# che polivalente



## laura12345

Ho un dubbio su questa frase:


é possibile che non ho mai il tempo di dirti qualcosa *che* subito te ne devi andare?

Si tratta di una frase pronunciata oralmente in un contesto informale. Il che in grassetto è un che polivalente?
e se lo è che funzione avrebbe?* perché/ poichè*?


----------



## marco.cur

Forse:
http://www.treccani.it/vocabolario/che1/ 
*1.* Come cong. subordinativa


----------



## laura12345

sarebbe unacausale. Quindi sarebbe *perchè*?
non ho il tempo di parlare perchè tene devi andare, giusto?


----------



## pulteney

Sì, "perché te ne devi andare" mi sembra il senso più comune


----------



## marco.cur

A me sembra che introduca una consecutiva.


----------



## Giorgio Spizzi

Anche secondo me, marco.

Non siamo lontani da: "Era tanto stanco _che_ pareva più vecchio".

Anche se qualcuno — e non mi sentirei di biasimarlo, bada — potrebbe esser tentato di attribuire al _che_ un valore relativo, sono convinto che si tratti d'una congiunzione.

Saluti.

GS


----------



## marco.cur

È certamente una congiuzione.
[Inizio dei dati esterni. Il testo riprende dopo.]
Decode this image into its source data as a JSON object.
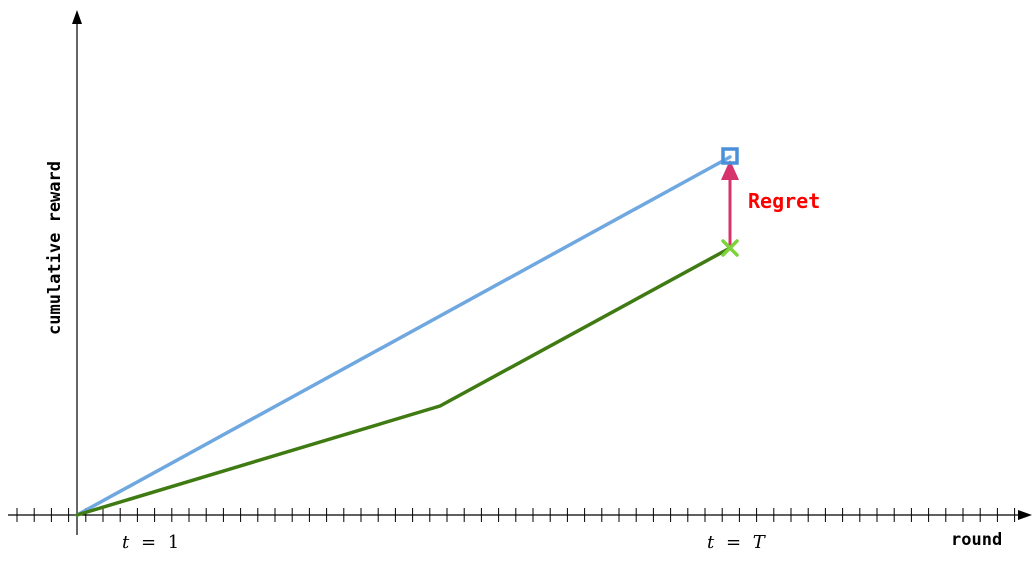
{
  "diagram": {
    "y_axis_label": "cumulative reward",
    "x_axis_label": "round",
    "tick_label_start": {
      "var": "t",
      "op": "=",
      "val": "1"
    },
    "tick_label_end": {
      "var": "t",
      "op": "=",
      "val": "T"
    },
    "regret_label": "Regret",
    "colors": {
      "optimal_line": "#6fa8e0",
      "algorithm_line": "#3f7a12",
      "square_marker": "#4a90d9",
      "x_marker": "#7dd33b",
      "regret_arrow": "#d6336c",
      "regret_text": "#ff0000"
    },
    "markers": {
      "end_of_optimal": "square-marker",
      "end_of_algorithm": "x-marker"
    }
  },
  "chart_data": {
    "type": "line",
    "xlabel": "round",
    "ylabel": "cumulative reward",
    "series": [
      {
        "points": [
          [
            0,
            0
          ],
          [
            1,
            1
          ]
        ]
      },
      {
        "points": [
          [
            0,
            0
          ],
          [
            0.555,
            0.3
          ],
          [
            1,
            0.745
          ]
        ]
      }
    ],
    "annotations": [
      "Regret"
    ]
  }
}
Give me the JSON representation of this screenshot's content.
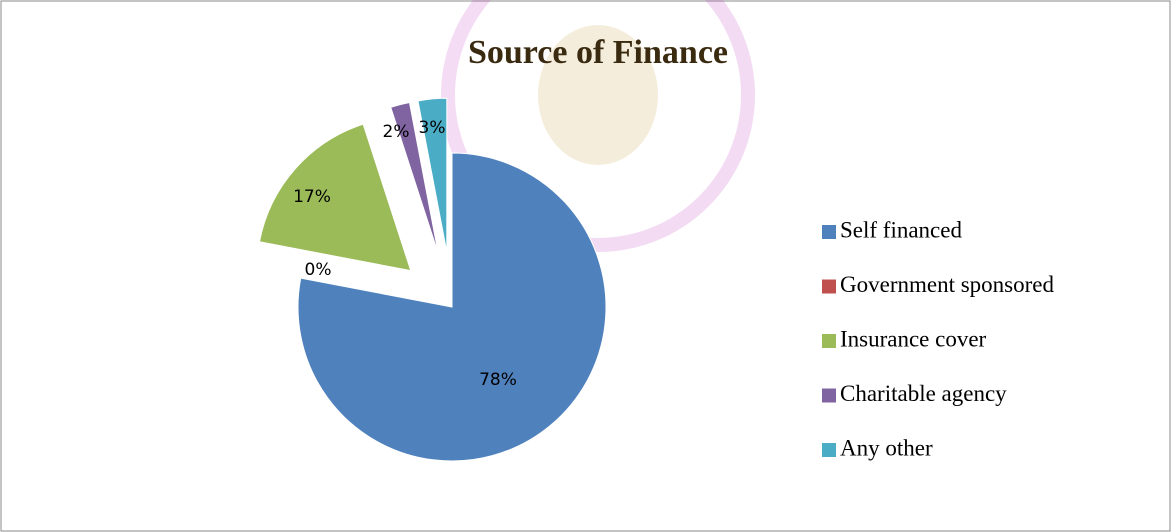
{
  "chart_data": {
    "type": "pie",
    "title": "Source of Finance",
    "categories": [
      "Self financed",
      "Government sponsored",
      "Insurance cover",
      "Charitable agency",
      "Any other"
    ],
    "values": [
      78,
      0,
      17,
      2,
      3
    ],
    "value_labels": [
      "78%",
      "0%",
      "17%",
      "2%",
      "3%"
    ],
    "colors": [
      "#4f81bd",
      "#c0504d",
      "#9bbb59",
      "#8064a2",
      "#4bacc6"
    ],
    "legend": "right"
  }
}
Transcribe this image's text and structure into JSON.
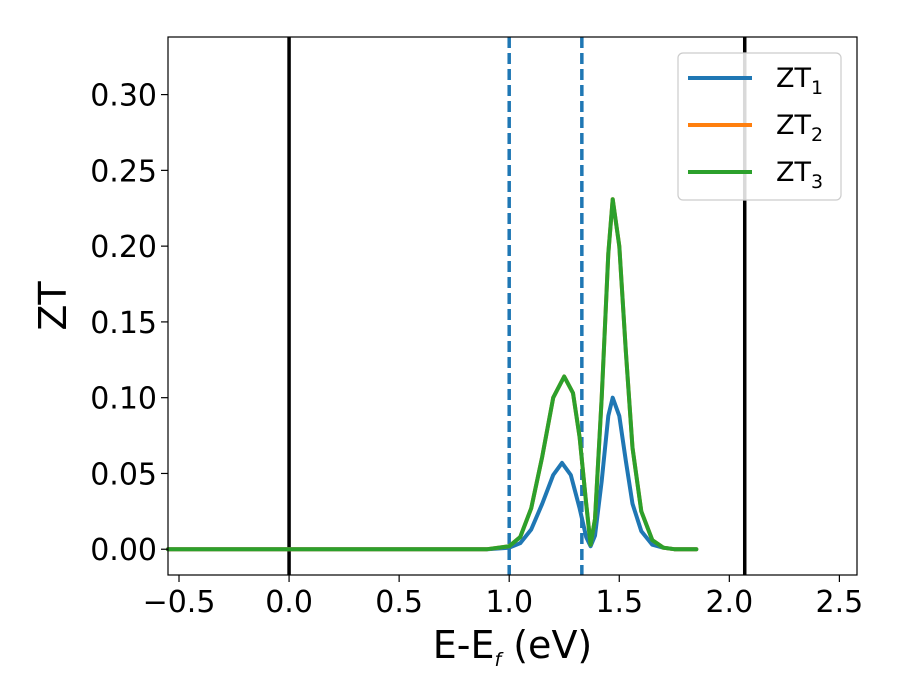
{
  "chart_data": {
    "type": "line",
    "xlabel": {
      "main": "E-E",
      "sub": "f",
      "rest": " (eV)"
    },
    "ylabel": "ZT",
    "xlim": [
      -0.55,
      2.58
    ],
    "ylim": [
      -0.017,
      0.338
    ],
    "xticks": [
      {
        "value": -0.5,
        "label": "−0.5"
      },
      {
        "value": 0.0,
        "label": "0.0"
      },
      {
        "value": 0.5,
        "label": "0.5"
      },
      {
        "value": 1.0,
        "label": "1.0"
      },
      {
        "value": 1.5,
        "label": "1.5"
      },
      {
        "value": 2.0,
        "label": "2.0"
      },
      {
        "value": 2.5,
        "label": "2.5"
      }
    ],
    "yticks": [
      {
        "value": 0.0,
        "label": "0.00"
      },
      {
        "value": 0.05,
        "label": "0.05"
      },
      {
        "value": 0.1,
        "label": "0.10"
      },
      {
        "value": 0.15,
        "label": "0.15"
      },
      {
        "value": 0.2,
        "label": "0.20"
      },
      {
        "value": 0.25,
        "label": "0.25"
      },
      {
        "value": 0.3,
        "label": "0.30"
      }
    ],
    "grid": false,
    "legend_position": "top-right",
    "vertical_lines": [
      {
        "x": 0.0,
        "style": "solid",
        "color": "#000000"
      },
      {
        "x": 2.07,
        "style": "solid",
        "color": "#000000"
      },
      {
        "x": 1.0,
        "style": "dashed",
        "color": "#1f77b4"
      },
      {
        "x": 1.33,
        "style": "dashed",
        "color": "#1f77b4"
      }
    ],
    "series": [
      {
        "name": "ZT",
        "sub": "1",
        "color": "#1f77b4",
        "x": [
          -0.55,
          0.9,
          1.0,
          1.05,
          1.1,
          1.15,
          1.2,
          1.24,
          1.28,
          1.32,
          1.35,
          1.37,
          1.39,
          1.42,
          1.45,
          1.47,
          1.5,
          1.53,
          1.56,
          1.6,
          1.65,
          1.7,
          1.75,
          1.85
        ],
        "y": [
          0.0,
          0.0,
          0.001,
          0.004,
          0.013,
          0.03,
          0.049,
          0.057,
          0.049,
          0.027,
          0.008,
          0.002,
          0.009,
          0.045,
          0.088,
          0.1,
          0.088,
          0.058,
          0.03,
          0.012,
          0.003,
          0.001,
          0.0,
          0.0
        ]
      },
      {
        "name": "ZT",
        "sub": "2",
        "color": "#ff7f0e",
        "x": [
          -0.55,
          0.9,
          1.0,
          1.05,
          1.1,
          1.15,
          1.2,
          1.25,
          1.29,
          1.32,
          1.35,
          1.37,
          1.39,
          1.42,
          1.45,
          1.47,
          1.5,
          1.53,
          1.56,
          1.6,
          1.65,
          1.7,
          1.75,
          1.85
        ],
        "y": [
          0.0,
          0.0,
          0.002,
          0.008,
          0.027,
          0.061,
          0.1,
          0.114,
          0.103,
          0.074,
          0.03,
          0.003,
          0.02,
          0.1,
          0.195,
          0.231,
          0.2,
          0.13,
          0.067,
          0.025,
          0.006,
          0.001,
          0.0,
          0.0
        ]
      },
      {
        "name": "ZT",
        "sub": "3",
        "color": "#2ca02c",
        "x": [
          -0.55,
          0.9,
          1.0,
          1.05,
          1.1,
          1.15,
          1.2,
          1.25,
          1.29,
          1.32,
          1.35,
          1.37,
          1.39,
          1.42,
          1.45,
          1.47,
          1.5,
          1.53,
          1.56,
          1.6,
          1.65,
          1.7,
          1.75,
          1.85
        ],
        "y": [
          0.0,
          0.0,
          0.002,
          0.008,
          0.027,
          0.061,
          0.1,
          0.114,
          0.103,
          0.074,
          0.03,
          0.003,
          0.02,
          0.1,
          0.195,
          0.231,
          0.2,
          0.13,
          0.067,
          0.025,
          0.006,
          0.001,
          0.0,
          0.0
        ]
      }
    ]
  }
}
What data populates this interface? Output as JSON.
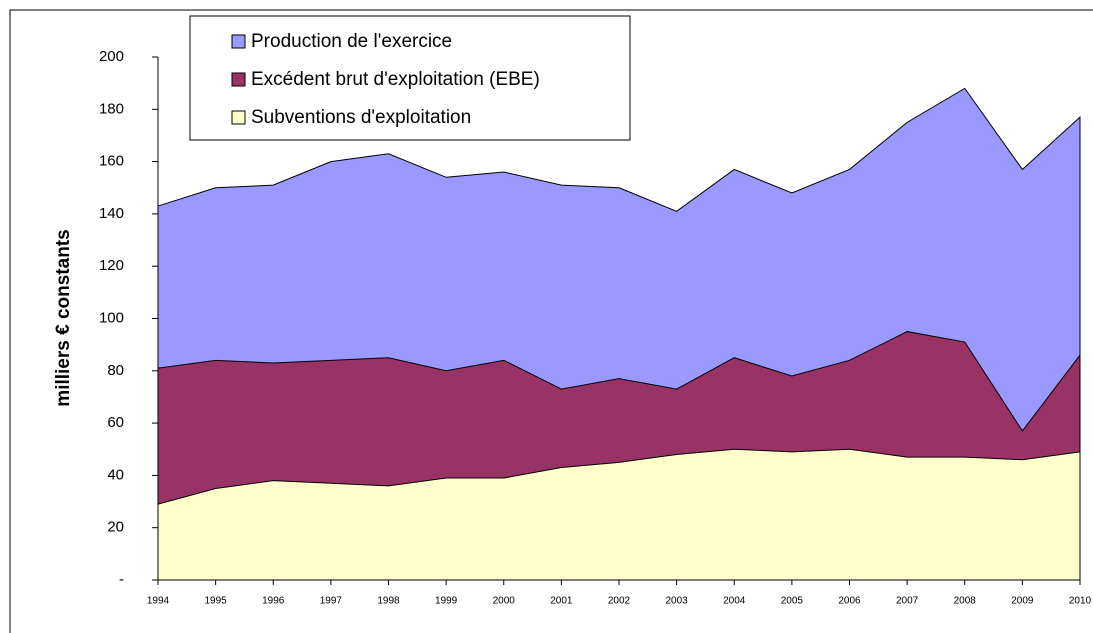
{
  "chart_data": {
    "type": "area",
    "stacked": false,
    "ylabel": "milliers € constants",
    "categories": [
      "1994",
      "1995",
      "1996",
      "1997",
      "1998",
      "1999",
      "2000",
      "2001",
      "2002",
      "2003",
      "2004",
      "2005",
      "2006",
      "2007",
      "2008",
      "2009",
      "2010"
    ],
    "series": [
      {
        "name": "Production de l'exercice",
        "color": "#9999ff",
        "values": [
          143,
          150,
          151,
          160,
          163,
          154,
          156,
          151,
          150,
          141,
          157,
          148,
          157,
          175,
          188,
          157,
          177
        ]
      },
      {
        "name": "Excédent brut d'exploitation (EBE)",
        "color": "#993366",
        "values": [
          81,
          84,
          83,
          84,
          85,
          80,
          84,
          73,
          77,
          73,
          85,
          78,
          84,
          95,
          91,
          57,
          86
        ]
      },
      {
        "name": "Subventions d'exploitation",
        "color": "#ffffcc",
        "values": [
          29,
          35,
          38,
          37,
          36,
          39,
          39,
          43,
          45,
          48,
          50,
          49,
          50,
          47,
          47,
          46,
          49
        ]
      }
    ],
    "ylim": [
      0,
      200
    ],
    "yticks": [
      {
        "value": 0,
        "label": "-"
      },
      20,
      40,
      60,
      80,
      100,
      120,
      140,
      160,
      180,
      200
    ]
  }
}
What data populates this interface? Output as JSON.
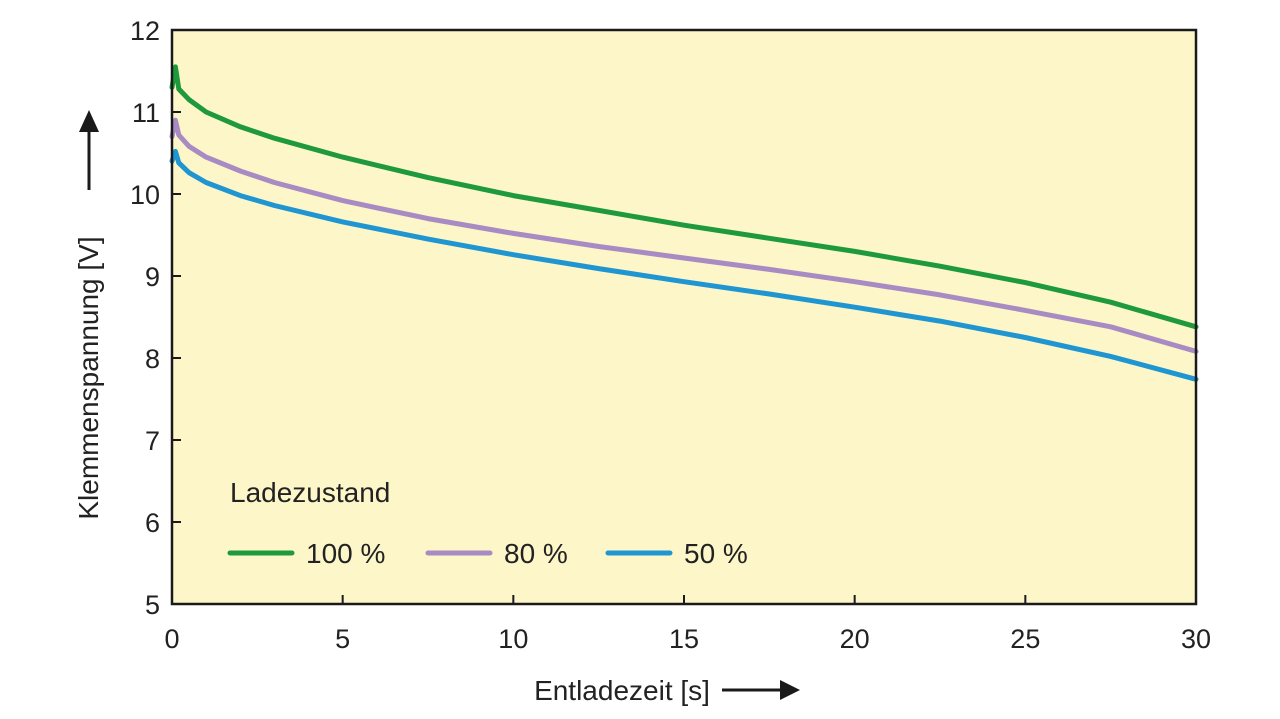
{
  "chart_data": {
    "type": "line",
    "xlabel": "Entladezeit [s]",
    "ylabel": "Klemmenspannung [V]",
    "xlim": [
      0,
      30
    ],
    "ylim": [
      5,
      12
    ],
    "x_ticks": [
      "0",
      "5",
      "10",
      "15",
      "20",
      "25",
      "30"
    ],
    "y_ticks": [
      "5",
      "6",
      "7",
      "8",
      "9",
      "10",
      "11",
      "12"
    ],
    "grid": false,
    "plot_background": "#FCF6C8",
    "legend": {
      "title": "Ladezustand",
      "placement": "bottom-left"
    },
    "x": [
      0,
      0.1,
      0.2,
      0.5,
      1,
      2,
      3,
      5,
      7.5,
      10,
      12.5,
      15,
      17.5,
      20,
      22.5,
      25,
      27.5,
      30
    ],
    "series": [
      {
        "name": "100 %",
        "color": "#1E9A3C",
        "values": [
          11.3,
          11.55,
          11.28,
          11.15,
          11.0,
          10.82,
          10.68,
          10.45,
          10.2,
          9.98,
          9.8,
          9.62,
          9.46,
          9.3,
          9.12,
          8.92,
          8.68,
          8.38
        ]
      },
      {
        "name": "80 %",
        "color": "#A98BC4",
        "values": [
          10.7,
          10.9,
          10.72,
          10.58,
          10.45,
          10.28,
          10.14,
          9.92,
          9.7,
          9.52,
          9.36,
          9.22,
          9.08,
          8.93,
          8.77,
          8.58,
          8.38,
          8.08
        ]
      },
      {
        "name": "50 %",
        "color": "#1F95D2",
        "values": [
          10.4,
          10.52,
          10.38,
          10.26,
          10.14,
          9.98,
          9.86,
          9.66,
          9.45,
          9.26,
          9.09,
          8.93,
          8.78,
          8.62,
          8.45,
          8.25,
          8.02,
          7.74
        ]
      }
    ]
  }
}
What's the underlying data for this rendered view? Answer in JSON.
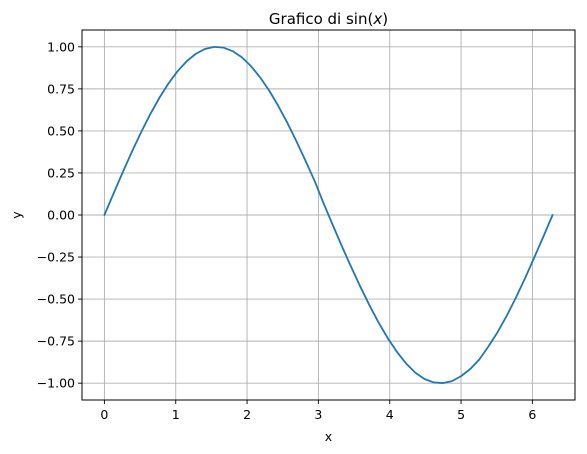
{
  "chart_data": {
    "type": "line",
    "title_prefix": "Grafico di sin(",
    "title_var": "x",
    "title_suffix": ")",
    "xlabel": "x",
    "ylabel": "y",
    "xlim": [
      -0.3142,
      6.5974
    ],
    "ylim": [
      -1.1,
      1.1
    ],
    "grid": true,
    "x_ticks": [
      {
        "value": 0,
        "label": "0"
      },
      {
        "value": 1,
        "label": "1"
      },
      {
        "value": 2,
        "label": "2"
      },
      {
        "value": 3,
        "label": "3"
      },
      {
        "value": 4,
        "label": "4"
      },
      {
        "value": 5,
        "label": "5"
      },
      {
        "value": 6,
        "label": "6"
      }
    ],
    "y_ticks": [
      {
        "value": -1.0,
        "label": "−1.00"
      },
      {
        "value": -0.75,
        "label": "−0.75"
      },
      {
        "value": -0.5,
        "label": "−0.50"
      },
      {
        "value": -0.25,
        "label": "−0.25"
      },
      {
        "value": 0.0,
        "label": "0.00"
      },
      {
        "value": 0.25,
        "label": "0.25"
      },
      {
        "value": 0.5,
        "label": "0.50"
      },
      {
        "value": 0.75,
        "label": "0.75"
      },
      {
        "value": 1.0,
        "label": "1.00"
      }
    ],
    "series": [
      {
        "color": "#1f77b4",
        "x": [
          0.0,
          0.1282,
          0.2565,
          0.3847,
          0.5129,
          0.6411,
          0.7694,
          0.8976,
          1.0258,
          1.1541,
          1.2823,
          1.4105,
          1.5387,
          1.667,
          1.7952,
          1.9234,
          2.0517,
          2.1799,
          2.3081,
          2.4363,
          2.5646,
          2.6928,
          2.821,
          2.9493,
          3.0775,
          3.2057,
          3.3339,
          3.4622,
          3.5904,
          3.7186,
          3.8468,
          3.9751,
          4.1033,
          4.2315,
          4.3598,
          4.488,
          4.6162,
          4.7444,
          4.8727,
          5.0009,
          5.1291,
          5.2574,
          5.3856,
          5.5138,
          5.642,
          5.7703,
          5.8985,
          6.0267,
          6.155,
          6.2832
        ],
        "y": [
          0.0,
          0.1279,
          0.2537,
          0.3753,
          0.4907,
          0.5981,
          0.6957,
          0.7818,
          0.8551,
          0.9144,
          0.9587,
          0.9872,
          0.9995,
          0.9954,
          0.9749,
          0.9385,
          0.8866,
          0.8204,
          0.7409,
          0.6495,
          0.5479,
          0.4378,
          0.3212,
          0.2003,
          0.0641,
          -0.0641,
          -0.1904,
          -0.3115,
          -0.4286,
          -0.5393,
          -0.6419,
          -0.7343,
          -0.815,
          -0.8838,
          -0.9383,
          -0.9751,
          -0.9956,
          -0.9994,
          -0.9877,
          -0.958,
          -0.9158,
          -0.8583,
          -0.7806,
          -0.6955,
          -0.5977,
          -0.4906,
          -0.3748,
          -0.2522,
          -0.1278,
          0.0
        ]
      }
    ]
  }
}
Tant'è vero che la frase può essere girata in "nemmeno il tempo di dirti qualcosa *e* te ne devi già andare".

Rivedendo i dizionari e le grammatiche mi viene il dubbio che introduca una dichiarativa, di tipo soggettivo.


----------



## Valexcrash

Anche io propendo per la consecutiva, e aggiungerei che a mio avviso c'è una velata funzione temporale. E in questo caso il *che* non sarebbe rimpiazzabile da altre congiunzioni.


----------



## Giorgio Spizzi

Bel Thread!

GS


----------



## marco.cur

Per fugare ogni dubbio, ho chiesto un parere sul forum di _Cruscate.
_Ecco la risposta


----------



## francisgranada

Dal punto di vista mio (non madrelingua):

1. La prima impressione: la frase in questione mi sembrava non assai chiara (quasi sbagliata ...)
2. La seconda impressione/lettura: "... non ho mai il tempo di dirti qualcosa [per]*ché* subito te ne devi andare."
3. La teraza lettura (dopo un po' di pausa ), anche: "... non ho mai il tempo di dirti qualcosa [di tipo] *che *(= qualcosa come) subito te ne devi andare"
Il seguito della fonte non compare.